Arife günü yatsı namazından itibaren Mescid-i Aksa’ya gelen Filistinlilerin sayısı sabah namazında binlere ulaştı. Ayrıyeten işgal altındaki Doğu Kudüs’ün uzak mahalleleri ile İsrail’e bağlı Filistin kentlerinden Mescid-i Aksa’ya gelmek isteyen Filistinli Müslümanlar da Harem-i Şerif’in içinde bulunduğu Eski Kent bölgesine çıkan yollarda araçlarıyla uzun kuyruklar oluşturdu.
Kur’an-ı Kerim tilaveti ve teşrik tekbirleriyle bayram namazına kadar Mescid-i Aksa’da bekleyen on binlerce Müslüman, namazdan sonra okunan bayram hutbesini dinledi. İsrail’in başşehri Tel Aviv ve etrafında mülteci pozisyonunda bulunan yüzlerce Afrikalı Müslüman da bayram namazını Harem-i Şerif’te kıldı.
Kudüs İslami Vakıflar İdaresi’nden yapılan yazılı açıklamada, Harem-i Şerif’te 27 bini aşkın Müslüman’ın bayram namazı kıldığı belirtildi.
Kudüs ve Filistin Müftüsü Pir Muhammed Hüseyin tarafından okunan bayram hutbesinde, fanatik Musevilerin Mescid-i Aksa’ya düzenlediği baskınlara dikkati çekti.
Pir Hüseyin, İsrail’in Filistinlilere ve kutsallarına yönelik ihlallerine işaret ederek Musevilerin Harem-i Şerif’te kelam sahibi olmasına asla müsaade verilmeyeceğini vurguladı. İslam dünyasının yaşadığı parçalanmışlığa da değinerek Müslümanlara birlik daveti yapan Pir Hüseyin, İslam dünyasının birliğinin ehemmiyetine işaret etti. Pir Hüseyin, hutbenin sonunda Mescid-i Aksa’nın kurtuluşu ve Müslümanların birliği için dua etti.
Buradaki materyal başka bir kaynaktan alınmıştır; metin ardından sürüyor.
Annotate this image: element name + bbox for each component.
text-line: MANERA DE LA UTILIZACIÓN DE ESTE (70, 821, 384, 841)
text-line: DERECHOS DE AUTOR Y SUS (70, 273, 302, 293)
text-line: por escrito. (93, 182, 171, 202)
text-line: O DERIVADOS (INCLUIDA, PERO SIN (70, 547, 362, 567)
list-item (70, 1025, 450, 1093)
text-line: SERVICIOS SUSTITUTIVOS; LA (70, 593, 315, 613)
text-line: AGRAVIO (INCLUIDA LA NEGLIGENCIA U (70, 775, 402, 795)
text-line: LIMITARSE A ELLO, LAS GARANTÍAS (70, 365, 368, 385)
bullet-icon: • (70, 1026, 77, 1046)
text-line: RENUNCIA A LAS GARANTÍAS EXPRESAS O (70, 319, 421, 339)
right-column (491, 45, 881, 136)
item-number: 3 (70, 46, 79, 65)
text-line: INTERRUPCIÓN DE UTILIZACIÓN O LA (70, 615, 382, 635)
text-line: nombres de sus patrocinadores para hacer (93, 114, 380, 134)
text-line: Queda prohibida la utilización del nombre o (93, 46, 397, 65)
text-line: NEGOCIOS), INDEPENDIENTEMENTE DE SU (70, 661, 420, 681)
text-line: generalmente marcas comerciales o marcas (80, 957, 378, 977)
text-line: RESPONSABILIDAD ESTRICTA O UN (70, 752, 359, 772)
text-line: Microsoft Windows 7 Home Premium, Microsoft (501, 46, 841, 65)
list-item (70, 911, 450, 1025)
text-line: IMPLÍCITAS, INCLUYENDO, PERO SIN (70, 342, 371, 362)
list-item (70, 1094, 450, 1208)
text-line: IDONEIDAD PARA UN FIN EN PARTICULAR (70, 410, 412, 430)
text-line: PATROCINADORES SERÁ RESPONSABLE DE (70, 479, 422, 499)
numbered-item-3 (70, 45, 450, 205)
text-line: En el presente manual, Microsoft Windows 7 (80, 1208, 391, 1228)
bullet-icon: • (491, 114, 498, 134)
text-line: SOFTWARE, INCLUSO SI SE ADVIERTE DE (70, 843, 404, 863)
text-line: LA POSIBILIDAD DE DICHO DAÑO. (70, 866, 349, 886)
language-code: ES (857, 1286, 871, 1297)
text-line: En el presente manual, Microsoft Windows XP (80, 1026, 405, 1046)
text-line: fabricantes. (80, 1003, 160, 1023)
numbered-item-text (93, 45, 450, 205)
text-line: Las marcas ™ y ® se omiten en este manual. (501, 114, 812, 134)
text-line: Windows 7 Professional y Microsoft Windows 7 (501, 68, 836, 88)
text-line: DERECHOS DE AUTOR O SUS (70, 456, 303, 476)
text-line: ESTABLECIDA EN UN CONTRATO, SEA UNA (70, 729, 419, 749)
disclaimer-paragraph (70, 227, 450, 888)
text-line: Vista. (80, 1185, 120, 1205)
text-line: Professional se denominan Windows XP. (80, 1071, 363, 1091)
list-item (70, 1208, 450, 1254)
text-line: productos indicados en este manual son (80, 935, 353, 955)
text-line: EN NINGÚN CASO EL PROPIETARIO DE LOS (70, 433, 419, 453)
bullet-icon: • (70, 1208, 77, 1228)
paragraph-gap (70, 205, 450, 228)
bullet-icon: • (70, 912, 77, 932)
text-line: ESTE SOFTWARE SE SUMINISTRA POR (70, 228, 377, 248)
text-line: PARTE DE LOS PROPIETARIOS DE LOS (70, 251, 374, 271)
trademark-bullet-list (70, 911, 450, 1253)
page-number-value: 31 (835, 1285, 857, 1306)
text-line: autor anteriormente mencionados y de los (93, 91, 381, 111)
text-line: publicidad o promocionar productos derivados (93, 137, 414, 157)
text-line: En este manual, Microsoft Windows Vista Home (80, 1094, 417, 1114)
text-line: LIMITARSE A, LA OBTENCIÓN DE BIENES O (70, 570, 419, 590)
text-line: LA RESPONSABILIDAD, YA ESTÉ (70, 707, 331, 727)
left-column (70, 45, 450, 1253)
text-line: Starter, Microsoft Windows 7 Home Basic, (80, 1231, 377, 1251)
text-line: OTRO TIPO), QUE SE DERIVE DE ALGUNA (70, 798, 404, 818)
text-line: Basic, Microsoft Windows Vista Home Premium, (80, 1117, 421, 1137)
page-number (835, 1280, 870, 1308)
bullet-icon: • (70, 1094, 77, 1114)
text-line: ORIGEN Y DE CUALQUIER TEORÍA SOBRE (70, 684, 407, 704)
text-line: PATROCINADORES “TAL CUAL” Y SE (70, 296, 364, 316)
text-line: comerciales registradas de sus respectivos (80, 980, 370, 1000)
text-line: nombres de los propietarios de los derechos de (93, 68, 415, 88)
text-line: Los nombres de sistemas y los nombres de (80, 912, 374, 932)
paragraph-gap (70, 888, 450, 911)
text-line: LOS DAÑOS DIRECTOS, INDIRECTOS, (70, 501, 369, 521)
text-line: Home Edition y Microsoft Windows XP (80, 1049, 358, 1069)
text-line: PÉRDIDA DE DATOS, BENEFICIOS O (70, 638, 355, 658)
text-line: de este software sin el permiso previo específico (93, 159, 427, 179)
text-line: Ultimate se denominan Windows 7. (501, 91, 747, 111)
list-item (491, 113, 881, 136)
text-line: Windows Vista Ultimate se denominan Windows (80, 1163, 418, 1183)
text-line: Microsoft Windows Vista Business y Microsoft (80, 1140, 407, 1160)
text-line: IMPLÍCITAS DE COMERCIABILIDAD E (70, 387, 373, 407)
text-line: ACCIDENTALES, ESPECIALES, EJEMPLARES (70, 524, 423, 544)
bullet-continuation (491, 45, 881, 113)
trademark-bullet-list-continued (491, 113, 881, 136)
Ayasofya ve Türkiye bayraklı afiş
Öte yandan Mescid-i Aksa’daki Kubbet’us Sahra ile Kıble Mescidi ortasında yer alan revaklara Hamas mensupları tarafından, üzerinde Ayasofya-i Kebir Camii Şerifi ve Türkiye bayrağı ile Mescid-i Aksa’nın fotoğrafının yer aldığı dev bir afiş asıldı.
Afiş üzerinde Arap ve İslam aleminin bayramının kutlandığı tebrik bildirisi yer alırken, İsrail hapishanelerinde bulunan Filistinli tutuklulara da kurtuluş muştusu bildirisi verildi.
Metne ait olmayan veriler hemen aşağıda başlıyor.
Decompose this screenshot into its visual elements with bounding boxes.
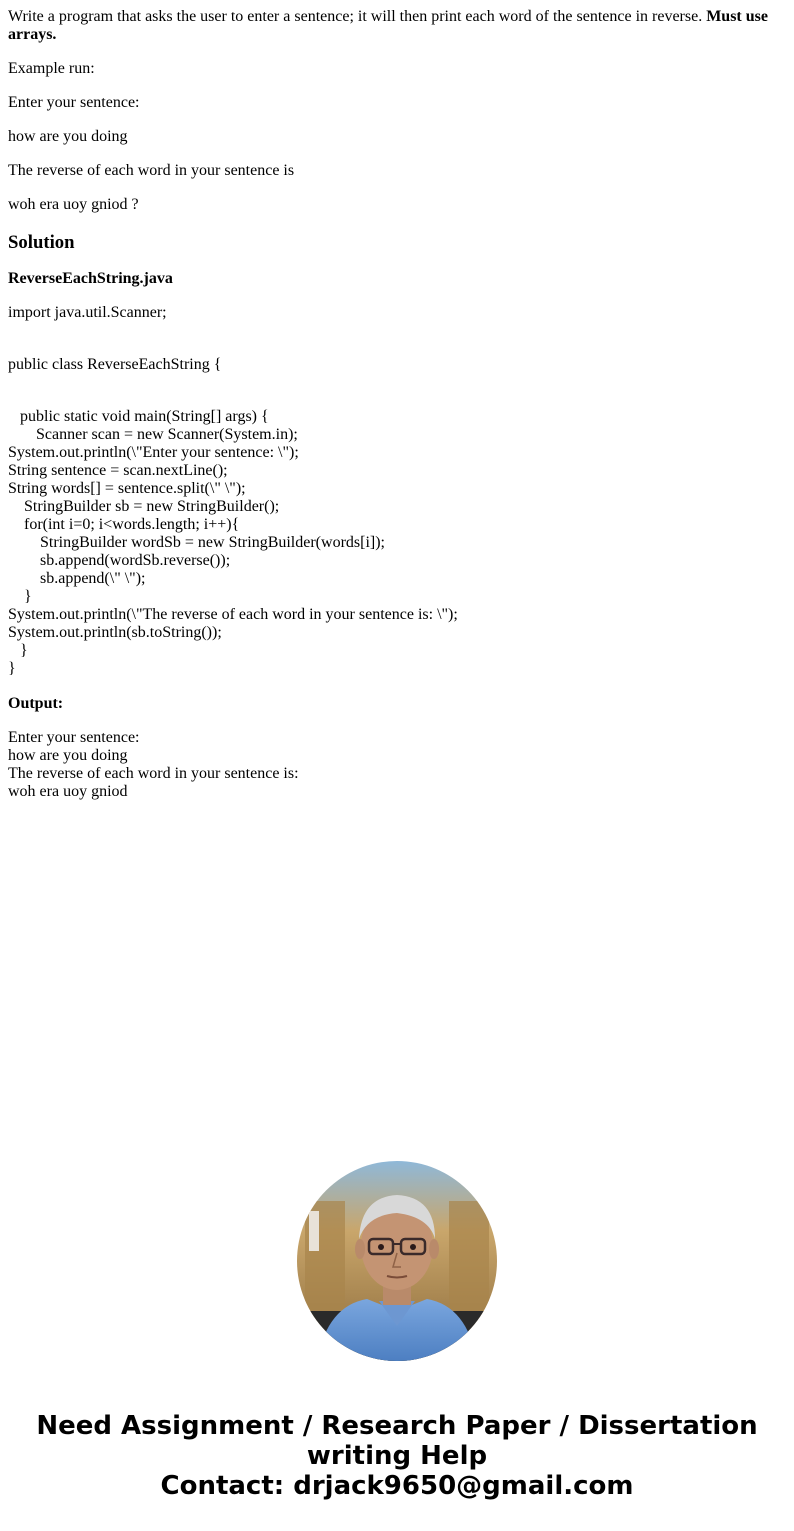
footer-line: writing Help	[306, 1441, 488, 1471]
code-blank	[8, 374, 786, 392]
solution-filename: ReverseEachString.java	[8, 270, 173, 287]
output-label: Output:	[8, 695, 64, 712]
code-line: sb.append(wordSb.reverse());	[8, 552, 231, 569]
code-line: StringBuilder sb = new StringBuilder();	[8, 498, 280, 515]
output-line: Enter your sentence:	[8, 729, 140, 746]
question-statement: Write a program that asks the user to enter a sentence; it will then print each word of the sentence in reverse.	[8, 8, 707, 25]
person-portrait-icon	[297, 1161, 497, 1361]
example-line: The reverse of each word in your sentence is	[8, 162, 295, 179]
example-line: woh era uoy gniod ?	[8, 196, 139, 213]
question-emphasis: Must use arrays.	[8, 8, 768, 43]
code-class-declaration: public class ReverseEachString {	[8, 356, 222, 373]
output-block	[8, 729, 786, 801]
code-import: import java.util.Scanner;	[8, 304, 167, 321]
code-line: StringBuilder wordSb = new StringBuilder(words[i]);	[8, 534, 385, 551]
solution-heading: Solution	[8, 232, 75, 253]
output-line: The reverse of each word in your sentence is:	[8, 765, 299, 782]
code-block	[8, 408, 786, 642]
question-text	[8, 8, 786, 44]
code-method-close: }	[8, 642, 28, 659]
code-line: String sentence = scan.nextLine();	[8, 462, 228, 479]
code-line: System.out.println(\"Enter your sentence: \");	[8, 444, 299, 461]
code-line: sb.append(\" \");	[8, 570, 146, 587]
output-line: woh era uoy gniod	[8, 783, 128, 800]
footer-contact: Contact: drjack9650@gmail.com	[160, 1471, 634, 1501]
example-line: Enter your sentence:	[8, 94, 140, 111]
code-line: }	[8, 588, 32, 605]
code-line: System.out.println(sb.toString());	[8, 624, 222, 641]
footer-line: Need Assignment / Research Paper / Dissertation	[36, 1411, 758, 1441]
avatar	[297, 1161, 497, 1361]
code-class-close: }	[8, 660, 16, 677]
example-label: Example run:	[8, 60, 95, 77]
code-blank	[8, 322, 786, 340]
code-line: public static void main(String[] args) {	[8, 408, 269, 425]
example-line: how are you doing	[8, 128, 128, 145]
document-body	[0, 8, 794, 801]
footer-promo	[0, 1411, 794, 1501]
code-line: String words[] = sentence.split(\" \");	[8, 480, 246, 497]
output-line: how are you doing	[8, 747, 128, 764]
code-line: for(int i=0; i<words.length; i++){	[8, 516, 240, 533]
code-line: Scanner scan = new Scanner(System.in);	[8, 426, 298, 443]
code-line: System.out.println(\"The reverse of each word in your sentence is: \");	[8, 606, 458, 623]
Kudüs İslami Vakıflar Yönetiminin egemenliği ihlal ediliyor
Mescid-i Aksa ve Kudüs’teki vakıflar, İsrail ile Ürdün ortasında 26 Ekim 1994’te imzalanan barış antlaşmasına nazaran Ürdün Vakıflar, İslami İşler ve Mukaddesat Bakanlığına bağlı Kudüs İslami Vakıflar Yönetiminin himayesinde bulunuyor.
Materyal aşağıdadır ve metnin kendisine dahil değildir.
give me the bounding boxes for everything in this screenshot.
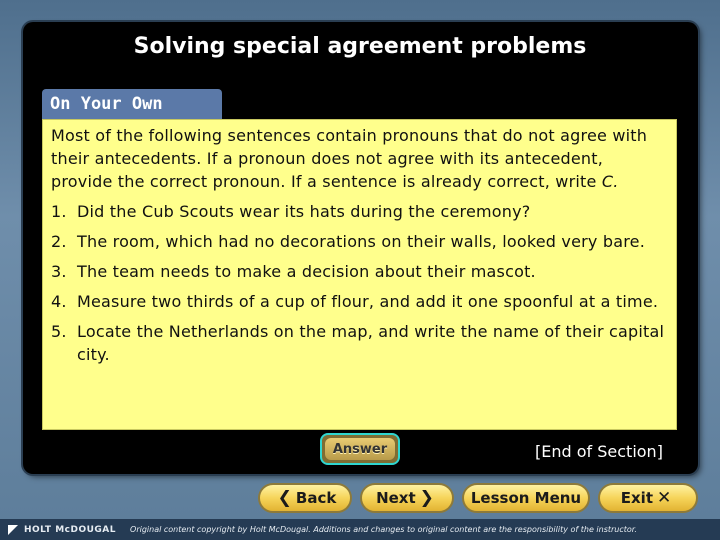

Daha evvel Kudüs İslami Vakıflar Yönetiminin müsaadesi dahilinde Mescid-i Aksa’yı ziyaret eden Museviler, 2003’ten bu yana Vakıflar Yönetiminin egemenliğini ihlal eden İsrail’in tek taraflı kararı çerçevesinde polis eşliğinde Müslümanların kutsal mabedine giriyor.
İsrail makamlarının bu tek taraflı kararını tanımayan Kudüs İslami Vakıflar Yönetimi, Müslümanların egemenliğini ihlal edici bu cins girişleri baskın olarak tanımlıyor.
İşgal altındaki Doğu Kudüs’te bulunan Mescid-i Aksa, Müslümanların birinci kıblesi olma özelliğini taşıyor.
Museviler, içinde Kıble Mescidi ile Kubbetu’s Sahra Mescidi’nin yanı sıra müze, medreseler ve büyük avlunun yer aldığı Mescid-i Aksa Külliyesi altında, kelamda “Süleyman Mabedi kalıntılarının bulunduğu” teziyle hafriyat çalışmaları yapıyor, Mescid-i Aksa’da kendilerinin de ibadet etme hakları olduğunu savunuyor.